After making a research note on the subject, Krenn pivoted his research from Central American Politics to African Americans and Foreign Policy, interviewing Ambassador Todman and Ambassador Dudley — the latter of which was the first African American ambassador. Krenn was one of the last people to interview Ambassador Dudley before his death in 2005.

After the publication of the book, Krenn said he “hadn’t really thought about” his research on the ambassadors until he received a call from documentary director Leola Calzolai-Stewart in 2014. 

“She wrote me in 2014, and, you know, that’s 15 years after the book had been published. I had just thought, ‘Well, then, I gave it my best shot,’” Krenn said. “So I said that if you want to use some of the information in the book, I mean, that’s the documentary; it’s not based on the book. But it’s not just that. She said it really inspired her to start digging into this story.” 

Calzolai-Stewart came across “Black Diplomacy” after her husband, a member of the Foreign Service, gave it to her in 2014. Calzolai-Stewart said the book was not only a starting point for her investigation into the subject but also reflected deeper personal experiences.

“My husband is a diplomat, and we’ve been a Foreign Service family for about 20 years. So just being a Black Foreign Service family was key to my interest in the topic because it reflects our experience,” Calzolai-Stewart said. “And then reading Dr. Krenn’s work provided a jumping-off point for me; deeper into the history of not only these diplomats, but also of the time period.” 

The stories of these ambassadors motivated Calzolai-Stewart to develop a documentary with her partners at Flowstate Films. 

 “It just seemed like a rich history and a story that hadn’t really been told on film before,” Calzolai-Stewart said. “So I had brought the idea to my partners at Flowstate, and we thought, ‘Yeah, let’s try to tell a story here.’”

Development of the documentary started in 2014, and over the next several years, Flowstate looked for funding from various sources. They eventually received production and development grants from the National Endowment for the Humanities additional funding from Black Public Media and Firelight Media. During this time, Krenn was interviewed once in 2016 and in a follow-up interview in 2021. 

“Obviously, the book was an inspiration, but I would say Dr. Krenn himself was an inspiration as well,” Calzolai-Stewart said. “He’s obviously beyond well-informed about the topic. He was a key adviser on the film as part of our National Endowment for the Humanities grant.” 

During the development period of the documentary, Krenn ended up partially rediscovering parts of his research — much of which had not been opened since writing his book.

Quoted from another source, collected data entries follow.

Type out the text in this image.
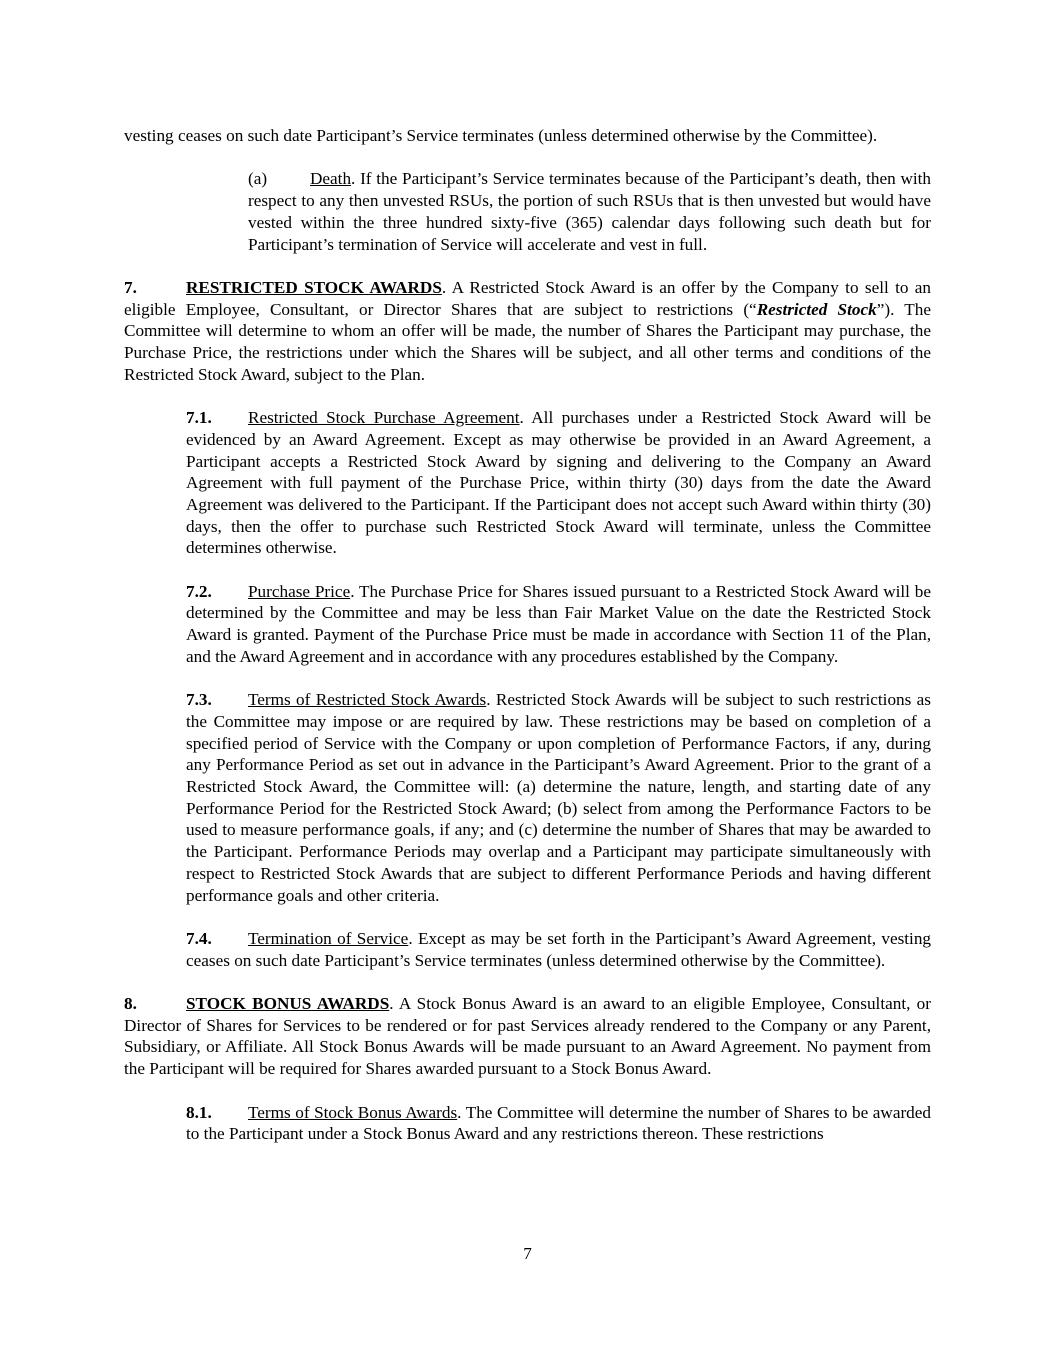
vesting ceases on such date Participant’s Service terminates (unless determined otherwise by the Committee).

(a) Death. If the Participant’s Service terminates because of the Participant’s death, then with respect to any then unvested RSUs, the portion of such RSUs that is then unvested but would have vested within the three hundred sixty-five (365) calendar days following such death but for Participant’s termination of Service will accelerate and vest in full.

7.	RESTRICTED STOCK AWARDS. A Restricted Stock Award is an offer by the Company to sell to an eligible Employee, Consultant, or Director Shares that are subject to restrictions (“Restricted Stock”). The Committee will determine to whom an offer will be made, the number of Shares the Participant may purchase, the Purchase Price, the restrictions under which the Shares will be subject, and all other terms and conditions of the Restricted Stock Award, subject to the Plan.

7.1. Restricted Stock Purchase Agreement. All purchases under a Restricted Stock Award will be evidenced by an Award Agreement. Except as may otherwise be provided in an Award Agreement, a Participant accepts a Restricted Stock Award by signing and delivering to the Company an Award Agreement with full payment of the Purchase Price, within thirty (30) days from the date the Award Agreement was delivered to the Participant. If the Participant does not accept such Award within thirty (30) days, then the offer to purchase such Restricted Stock Award will terminate, unless the Committee determines otherwise.

7.2. Purchase Price. The Purchase Price for Shares issued pursuant to a Restricted Stock Award will be determined by the Committee and may be less than Fair Market Value on the date the Restricted Stock Award is granted. Payment of the Purchase Price must be made in accordance with Section 11 of the Plan, and the Award Agreement and in accordance with any procedures established by the Company.

7.3. Terms of Restricted Stock Awards. Restricted Stock Awards will be subject to such restrictions as the Committee may impose or are required by law. These restrictions may be based on completion of a specified period of Service with the Company or upon completion of Performance Factors, if any, during any Performance Period as set out in advance in the Participant’s Award Agreement. Prior to the grant of a Restricted Stock Award, the Committee will: (a) determine the nature, length, and starting date of any Performance Period for the Restricted Stock Award; (b) select from among the Performance Factors to be used to measure performance goals, if any; and (c) determine the number of Shares that may be awarded to the Participant. Performance Periods may overlap and a Participant may participate simultaneously with respect to Restricted Stock Awards that are subject to different Performance Periods and having different performance goals and other criteria.

7.4. Termination of Service. Except as may be set forth in the Participant’s Award Agreement, vesting ceases on such date Participant’s Service terminates (unless determined otherwise by the Committee).

8.	STOCK BONUS AWARDS. A Stock Bonus Award is an award to an eligible Employee, Consultant, or Director of Shares for Services to be rendered or for past Services already rendered to the Company or any Parent, Subsidiary, or Affiliate. All Stock Bonus Awards will be made pursuant to an Award Agreement. No payment from the Participant will be required for Shares awarded pursuant to a Stock Bonus Award.

8.1. Terms of Stock Bonus Awards. The Committee will determine the number of Shares to be awarded to the Participant under a Stock Bonus Award and any restrictions thereon. These restrictions

7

“For whatever reason, I had kept all of the research material for this book, and it seemed like every four or five months Leola would write ‘Okay, what about this memo?’ or ‘You mentioned this in your book,’” Krenn said. “And I would go digging through boxes and photocopy those and send those off to her. But her folks, as well, were going to these libraries and going to different national archives, looking for a film, looking for photos. It was a true collaborative effort.”

On Feb. 1, Krenn attended a ceremony where Secretary of State Antony J. Blinken renamed the State Department cafeteria in Todman’s name. 

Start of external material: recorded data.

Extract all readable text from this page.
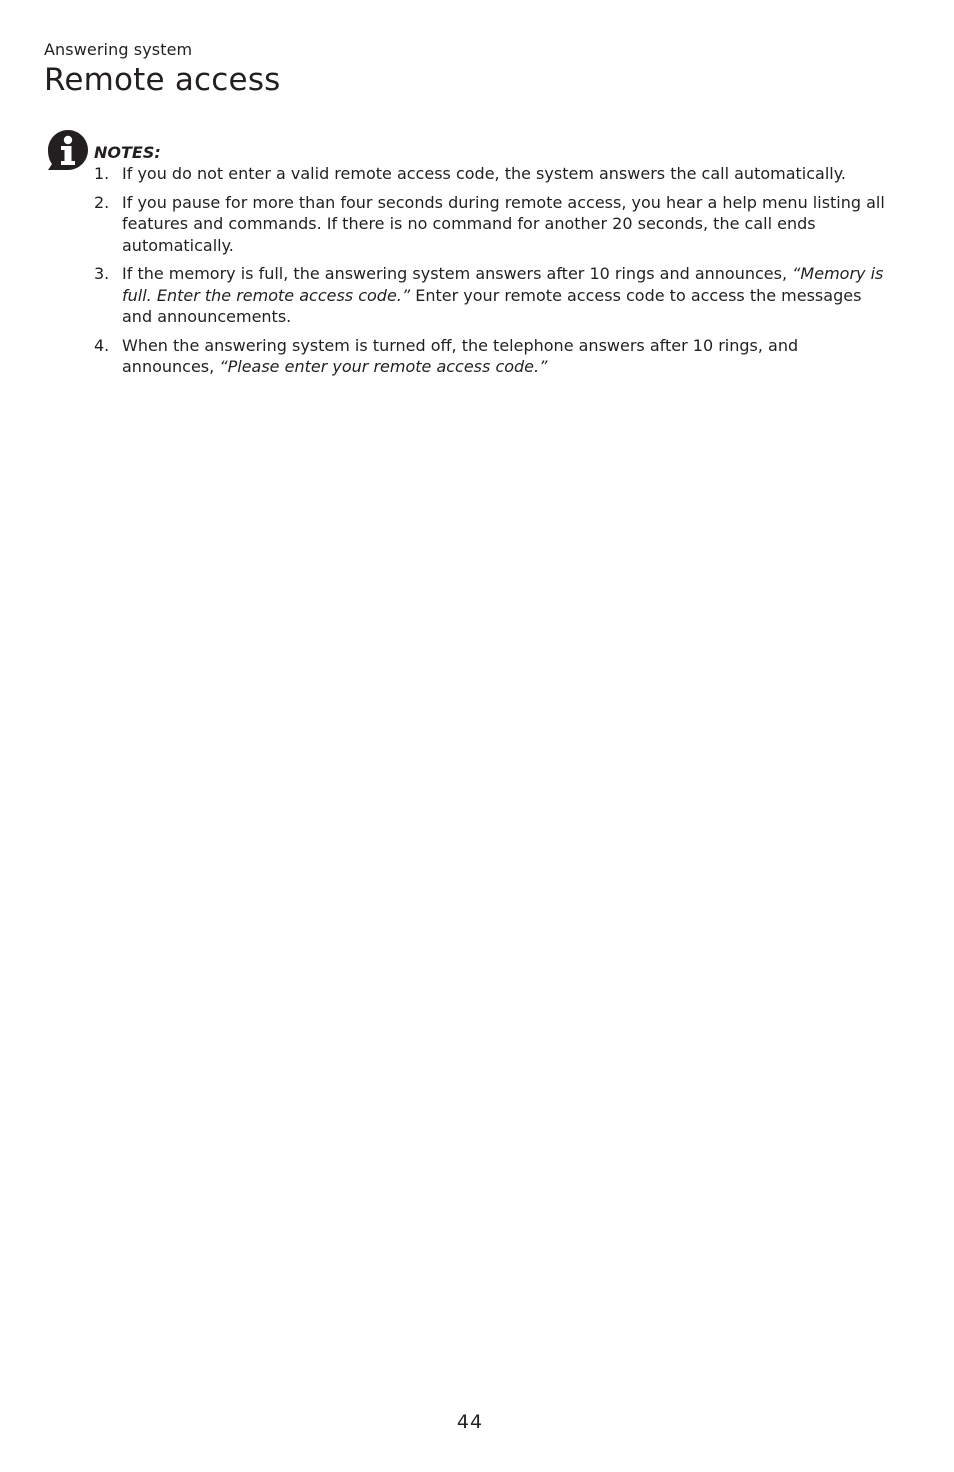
Answering system
Remote access
NOTES:
1. If you do not enter a valid remote access code, the system answers the call automatically.
2. If you pause for more than four seconds during remote access, you hear a help menu listing all features and commands. If there is no command for another 20 seconds, the call ends automatically.
3. If the memory is full, the answering system answers after 10 rings and announces, “Memory is full. Enter the remote access code.” Enter your remote access code to access the messages and announcements.
4. When the answering system is turned off, the telephone answers after 10 rings, and announces, “Please enter your remote access code.”
44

We have a number of faculty over the years who have been involved in documentaries like this, and it’s always a treat in terms of the national publicity that we get as a result,” said James Goff, the History Department Chair, noting that additional faculty achievements can be found in the history alumni newsletter. 

The documentary has been screened at the JFK Presidential Library and will be screened on-campus in Plemmons Student Union Room 420 Feb. 22 at 6 p.m.

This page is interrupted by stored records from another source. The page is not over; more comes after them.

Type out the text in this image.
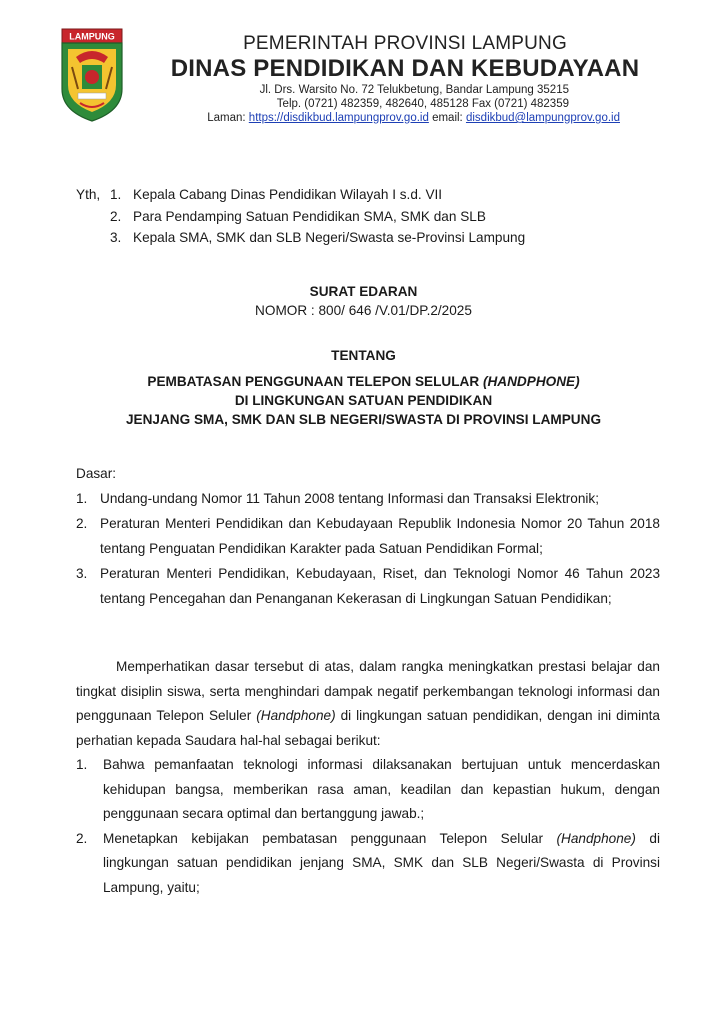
LAMPUNG	PEMERINTAH PROVINSI LAMPUNG
DINAS PENDIDIKAN DAN KEBUDAYAAN
Jl. Drs. Warsito No. 72 Telukbetung, Bandar Lampung 35215
Telp. (0721) 482359, 482640, 485128 Fax (0721) 482359
Laman: https://disdikbud.lampungprov.go.id email: disdikbud@lampungprov.go.id
Yth, 1. Kepala Cabang Dinas Pendidikan Wilayah I s.d. VII
2. Para Pendamping Satuan Pendidikan SMA, SMK dan SLB
3. Kepala SMA, SMK dan SLB Negeri/Swasta se-Provinsi Lampung
SURAT EDARAN
NOMOR : 800/ 646 /V.01/DP.2/2025
TENTANG
PEMBATASAN PENGGUNAAN TELEPON SELULAR (HANDPHONE)
DI LINGKUNGAN SATUAN PENDIDIKAN
JENJANG SMA, SMK DAN SLB NEGERI/SWASTA DI PROVINSI LAMPUNG
Dasar:
1. Undang-undang Nomor 11 Tahun 2008 tentang Informasi dan Transaksi Elektronik;
2. Peraturan Menteri Pendidikan dan Kebudayaan Republik Indonesia Nomor 20 Tahun 2018 tentang Penguatan Pendidikan Karakter pada Satuan Pendidikan Formal;
3. Peraturan Menteri Pendidikan, Kebudayaan, Riset, dan Teknologi Nomor 46 Tahun 2023 tentang Pencegahan dan Penanganan Kekerasan di Lingkungan Satuan Pendidikan;
Memperhatikan dasar tersebut di atas, dalam rangka meningkatkan prestasi belajar dan tingkat disiplin siswa, serta menghindari dampak negatif perkembangan teknologi informasi dan penggunaan Telepon Seluler (Handphone) di lingkungan satuan pendidikan, dengan ini diminta perhatian kepada Saudara hal-hal sebagai berikut:
1.	Bahwa pemanfaatan teknologi informasi dilaksanakan bertujuan untuk mencerdaskan kehidupan bangsa, memberikan rasa aman, keadilan dan kepastian hukum, dengan penggunaan secara optimal dan bertanggung jawab.;
2.	Menetapkan kebijakan pembatasan penggunaan Telepon Selular (Handphone) di lingkungan satuan pendidikan jenjang SMA, SMK dan SLB Negeri/Swasta di Provinsi Lampung, yaitu;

For Calzolai-Stewart, the documentary is about more than just the ambassadors’ stories. 

“Personally, I really do hope that younger viewers, especially younger viewers of color who have never seen themselves in this role before, can take a look at this film and see Black diplomats in action,” Calzolai-Stewart said. “To see that these were people were trying to create space for us in this world. Diplomacy is not for just a privileged few but for all Americans to have a right and voice in how our country is represented overseas.”